Working lunches could be exempt from coronavirus lockdown restrictions after an apparent loophole emerged.

Meeting people inside pubs and restaurants in tier 2 and tier 3 areas such as London, York and Manchester is not allowed as part of efforts to try and contain the spread of coronavirus.

But last night No 10 and local authorities suggested that such meetings were permitted so long as they are for “work purposes”, the Telegraph reports.

Government guidance stipulates that up to 30 people from different households may meet indoors for work purposes, as long as the place they are meeting is set up to follow coronavirus guidelines.

Westminster council has pointed at least one business owner who asked about working lunches towards the exemption on the ban on indoor meetings if deemed necessary for work purposes.

A Number 10 spokesman said that while current guidance advises people to limit their social contact and work from home as much as possible, “people are permitted to meet indoors for work purposes in high or very high areas”.

A spokesperson for the Department for Business, Energy and Industrial Strategy, said office workers who can work from home should continue to do so, and that they “encourage employers to minimise face to face meetings and use video conferencing software wherever possible.”

They added that under Tier 2 restrictions - which apply in areas where the risk of Covid is deemed to be high - individuals should not be attending restaurants or cafes with those outside their household. In Tier 3 areas, where the risk is deemed to be very high, pubs are closed other than those which serve “substantial meals” and residents are banned from eating in those premises or at restaurants with people from outside their household.

Restaurants are now calling for greater clarity over the rules, as the loophole could provide a major boost for venues reliant on lunchtime trade from office workers.

Will Beckett, co-founder of steak restaurant chain Hawksmoor, told the Telegraph: “It’s entirely unclear whether it’s allowed. Definitively, it would have a positive impact on the economy if it was deemed to be allowable, but it seems to be a recipe for a loophole.”

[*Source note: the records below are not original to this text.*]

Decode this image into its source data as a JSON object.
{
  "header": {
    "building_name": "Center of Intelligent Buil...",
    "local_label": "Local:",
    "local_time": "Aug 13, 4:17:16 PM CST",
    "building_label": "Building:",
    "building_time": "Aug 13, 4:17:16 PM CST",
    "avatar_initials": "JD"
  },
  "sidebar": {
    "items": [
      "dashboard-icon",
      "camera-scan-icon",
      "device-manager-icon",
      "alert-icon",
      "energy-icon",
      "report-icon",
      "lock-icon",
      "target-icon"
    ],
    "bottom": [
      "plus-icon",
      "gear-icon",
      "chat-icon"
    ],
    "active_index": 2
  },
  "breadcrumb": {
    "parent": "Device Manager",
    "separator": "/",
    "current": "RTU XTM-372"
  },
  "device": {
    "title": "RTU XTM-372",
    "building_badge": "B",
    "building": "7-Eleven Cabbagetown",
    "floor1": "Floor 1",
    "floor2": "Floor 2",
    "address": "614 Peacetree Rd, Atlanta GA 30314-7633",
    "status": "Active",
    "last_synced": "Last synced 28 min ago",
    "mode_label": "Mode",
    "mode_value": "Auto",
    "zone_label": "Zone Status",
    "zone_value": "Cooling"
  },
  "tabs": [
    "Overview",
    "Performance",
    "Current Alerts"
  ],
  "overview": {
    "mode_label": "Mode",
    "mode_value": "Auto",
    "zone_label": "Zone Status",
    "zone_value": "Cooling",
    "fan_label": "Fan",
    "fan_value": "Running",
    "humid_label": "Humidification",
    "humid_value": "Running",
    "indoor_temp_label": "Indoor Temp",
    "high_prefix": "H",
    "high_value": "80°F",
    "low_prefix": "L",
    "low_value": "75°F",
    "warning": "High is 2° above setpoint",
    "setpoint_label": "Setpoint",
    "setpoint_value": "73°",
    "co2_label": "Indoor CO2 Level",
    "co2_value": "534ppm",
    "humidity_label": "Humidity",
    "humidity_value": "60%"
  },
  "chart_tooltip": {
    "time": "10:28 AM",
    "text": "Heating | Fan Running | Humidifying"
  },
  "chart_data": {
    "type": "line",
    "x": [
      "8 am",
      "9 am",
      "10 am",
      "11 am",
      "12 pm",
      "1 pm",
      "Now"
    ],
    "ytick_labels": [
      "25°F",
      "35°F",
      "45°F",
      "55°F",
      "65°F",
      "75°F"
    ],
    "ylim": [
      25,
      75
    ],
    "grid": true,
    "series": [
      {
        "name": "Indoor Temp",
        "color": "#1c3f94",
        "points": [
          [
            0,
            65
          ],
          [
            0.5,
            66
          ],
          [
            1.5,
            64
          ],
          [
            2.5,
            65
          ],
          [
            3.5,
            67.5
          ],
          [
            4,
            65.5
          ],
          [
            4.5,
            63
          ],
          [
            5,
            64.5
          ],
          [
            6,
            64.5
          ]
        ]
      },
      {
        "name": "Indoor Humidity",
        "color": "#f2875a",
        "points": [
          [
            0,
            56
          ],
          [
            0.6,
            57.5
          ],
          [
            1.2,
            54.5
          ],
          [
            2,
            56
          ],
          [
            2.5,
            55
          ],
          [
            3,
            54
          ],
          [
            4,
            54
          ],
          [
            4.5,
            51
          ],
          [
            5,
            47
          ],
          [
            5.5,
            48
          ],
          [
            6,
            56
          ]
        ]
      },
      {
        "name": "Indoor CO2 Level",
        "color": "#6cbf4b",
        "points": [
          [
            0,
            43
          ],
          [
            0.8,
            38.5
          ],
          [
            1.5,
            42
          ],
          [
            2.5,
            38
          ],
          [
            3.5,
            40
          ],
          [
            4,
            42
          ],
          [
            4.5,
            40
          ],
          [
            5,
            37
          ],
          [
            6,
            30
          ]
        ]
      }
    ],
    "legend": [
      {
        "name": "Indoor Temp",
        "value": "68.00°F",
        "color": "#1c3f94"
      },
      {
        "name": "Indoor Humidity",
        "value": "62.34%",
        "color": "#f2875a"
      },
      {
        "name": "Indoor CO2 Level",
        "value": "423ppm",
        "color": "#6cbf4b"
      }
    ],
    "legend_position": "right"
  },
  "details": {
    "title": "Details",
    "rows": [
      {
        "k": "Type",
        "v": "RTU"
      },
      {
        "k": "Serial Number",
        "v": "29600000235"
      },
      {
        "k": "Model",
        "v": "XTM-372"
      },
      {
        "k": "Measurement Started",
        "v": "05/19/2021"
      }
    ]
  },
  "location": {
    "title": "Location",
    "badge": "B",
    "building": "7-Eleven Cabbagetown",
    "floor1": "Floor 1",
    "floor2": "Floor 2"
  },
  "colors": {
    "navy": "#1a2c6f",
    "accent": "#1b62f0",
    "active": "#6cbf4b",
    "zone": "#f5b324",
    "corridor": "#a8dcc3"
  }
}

Kate Nicholls, chief executive of industry trade body UKHospitality, added: “It is unclear, it’s a real grey area.

“The Government has given an exemption for business meetings up to 30 or meetings or gatherings that are deemed necessary for work purposes, but it’s provided no guidance on where those meetings can take place.

“We’re asking for urgent clarification because in central London, if the working lunch is gone, there’s no trade.”